(357ax) Microscale Steering of Colloids via Chemical Gradients | AIChE

(357ax) Microscale Steering of Colloids via Chemical Gradients

Authors 

Shah, P. - Presenter, University of California, Santa Barbara
Overview: My Ph.D. research falls at the intersection of soft matter and transport phenomena, specifically focused on the control and manipulation of colloidal transport for enhanced oil recovery, drug delivery and consumer products applications.

During my Ph.D., I developed experimental and theoretical expertise in soft matter (colloids, surfactants, polymers), microfluidics, and fluid dynamics through R&D experience in Oil & Gas and Consumer Products industry. I am a fast, avid learner with an aptitude for hypothesis-driven, data-oriented thinking, and a passion for building stuff from "atoms" and creative problem-solving.

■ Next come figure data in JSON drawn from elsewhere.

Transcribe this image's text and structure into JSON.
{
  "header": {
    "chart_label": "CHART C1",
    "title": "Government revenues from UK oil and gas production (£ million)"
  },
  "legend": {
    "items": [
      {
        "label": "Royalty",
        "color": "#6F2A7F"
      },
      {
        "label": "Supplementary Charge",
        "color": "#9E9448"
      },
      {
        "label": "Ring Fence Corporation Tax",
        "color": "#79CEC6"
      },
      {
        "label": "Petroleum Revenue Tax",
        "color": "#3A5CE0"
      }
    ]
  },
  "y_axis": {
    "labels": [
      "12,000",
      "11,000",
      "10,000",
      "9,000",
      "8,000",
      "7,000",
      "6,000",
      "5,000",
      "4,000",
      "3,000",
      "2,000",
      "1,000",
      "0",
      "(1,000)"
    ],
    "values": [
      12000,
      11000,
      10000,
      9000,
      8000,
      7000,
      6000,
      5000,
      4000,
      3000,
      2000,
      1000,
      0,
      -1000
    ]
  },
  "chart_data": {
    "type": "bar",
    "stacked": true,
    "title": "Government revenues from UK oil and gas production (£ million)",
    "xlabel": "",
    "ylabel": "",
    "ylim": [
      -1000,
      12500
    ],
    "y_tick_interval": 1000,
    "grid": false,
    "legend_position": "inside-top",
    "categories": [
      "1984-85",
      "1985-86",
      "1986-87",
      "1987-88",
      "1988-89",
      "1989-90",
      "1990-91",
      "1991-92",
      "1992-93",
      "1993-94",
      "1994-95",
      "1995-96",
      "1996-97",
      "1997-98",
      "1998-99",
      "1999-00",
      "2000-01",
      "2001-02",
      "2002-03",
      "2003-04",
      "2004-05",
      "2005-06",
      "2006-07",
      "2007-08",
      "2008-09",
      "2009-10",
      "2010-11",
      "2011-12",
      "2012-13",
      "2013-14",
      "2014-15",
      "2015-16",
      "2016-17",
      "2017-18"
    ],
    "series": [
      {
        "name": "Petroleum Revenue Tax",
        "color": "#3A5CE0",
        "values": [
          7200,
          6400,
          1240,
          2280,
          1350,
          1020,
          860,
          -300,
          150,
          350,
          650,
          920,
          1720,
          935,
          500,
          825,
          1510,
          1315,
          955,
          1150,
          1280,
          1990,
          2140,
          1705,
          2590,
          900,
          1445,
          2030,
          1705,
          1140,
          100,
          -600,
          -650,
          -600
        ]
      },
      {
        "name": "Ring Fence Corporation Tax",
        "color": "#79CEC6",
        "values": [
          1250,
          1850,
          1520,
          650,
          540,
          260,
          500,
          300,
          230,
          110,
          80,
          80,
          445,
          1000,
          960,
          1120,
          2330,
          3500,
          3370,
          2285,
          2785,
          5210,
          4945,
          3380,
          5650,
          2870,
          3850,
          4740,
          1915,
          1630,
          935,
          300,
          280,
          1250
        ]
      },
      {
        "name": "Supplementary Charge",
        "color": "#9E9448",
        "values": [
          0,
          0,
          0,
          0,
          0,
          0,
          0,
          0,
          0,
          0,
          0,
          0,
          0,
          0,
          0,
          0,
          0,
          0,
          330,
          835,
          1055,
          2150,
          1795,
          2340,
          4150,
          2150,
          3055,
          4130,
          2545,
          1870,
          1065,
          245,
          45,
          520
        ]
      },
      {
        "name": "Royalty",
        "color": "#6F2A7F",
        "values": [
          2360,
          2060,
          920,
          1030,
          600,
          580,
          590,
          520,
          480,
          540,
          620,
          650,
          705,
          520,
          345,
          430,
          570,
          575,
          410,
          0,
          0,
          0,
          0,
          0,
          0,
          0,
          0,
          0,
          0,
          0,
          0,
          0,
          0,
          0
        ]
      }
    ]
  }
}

Research Interests: After Ph.D., I am looking to leverage my technical skills to solve exciting and challenging problems related to soft materials formulation, characterization, and transport in Pharmaceutical, Consumer Products, Materials, Chemical and Oil & Gas Companies.

PhD Research: Microscale control of colloidal motion is of vital importance in a variety of industrial and biological systems, ranging from consumer products, drug delivery, water filtration, and oil recovery. In such systems, Diffusiophoresis (DP), which refers to directed colloidal migration under solute gradients, has regained attention for targeted delivery of suspended objects, colloidal separation, etc. Most DP experiments till now have been restricted to ambient conditions and electrolyte gradients. Very little is known about how different physicochemical conditions affect DP, e.g., elevated temperatures, and very few experimental techniques exist that allow reliable quantitative DP measurements.

Here, we developed a novel microfluidic approach (Figure 1) that allows us to impose truly steady state gradients and make direct and repeatable DP measurements under a wide range of physicochemical environments. Using this approach, we studied the temperature dependence of DP. We performed experiments at temperatures ranging from 20 0C to 70 0C under NaCl gradients and found DP velocities and mobilities to monotonically increase with temperature in relatively good quantitative agreement with theoretical predictions [1]. Thus, our results give further confidence to DP theory to predict DP mobilities under elevated temperature conditions.

Additionally, while most work has been focused on studying DP under electrolyte gradients, we explored how gradients of dipolar molecules, known as zwitterions, can drive DP motion. Our simple theory predicts DP velocity under zwitterion gradients to scale linearly with the gradient but shows no dependence on the local concentration like in the electrolyte case. We validated the theory experimentally using our microfluidic approach. We also demonstrated that the DP mobilities scale with the square of the zwitterion dipole moment, as predicted by our theory. Our results elucidate a previously unexplored phenomenon and open the possibility for new ways to employ DP.

Overall, with the combination of careful experiments and theory, our work contributes new insights into DP and opens possibilities for new theories and tests of DP phenomena under a wide range of physical and chemical conditions encountered in real-world applications.

References:

[1] Shah, Parth R., et al. "Temperature dependence of diffusiophoresis via a novel microfluidic approach." Lab on a Chip 22.10 (2022): 1980-1988.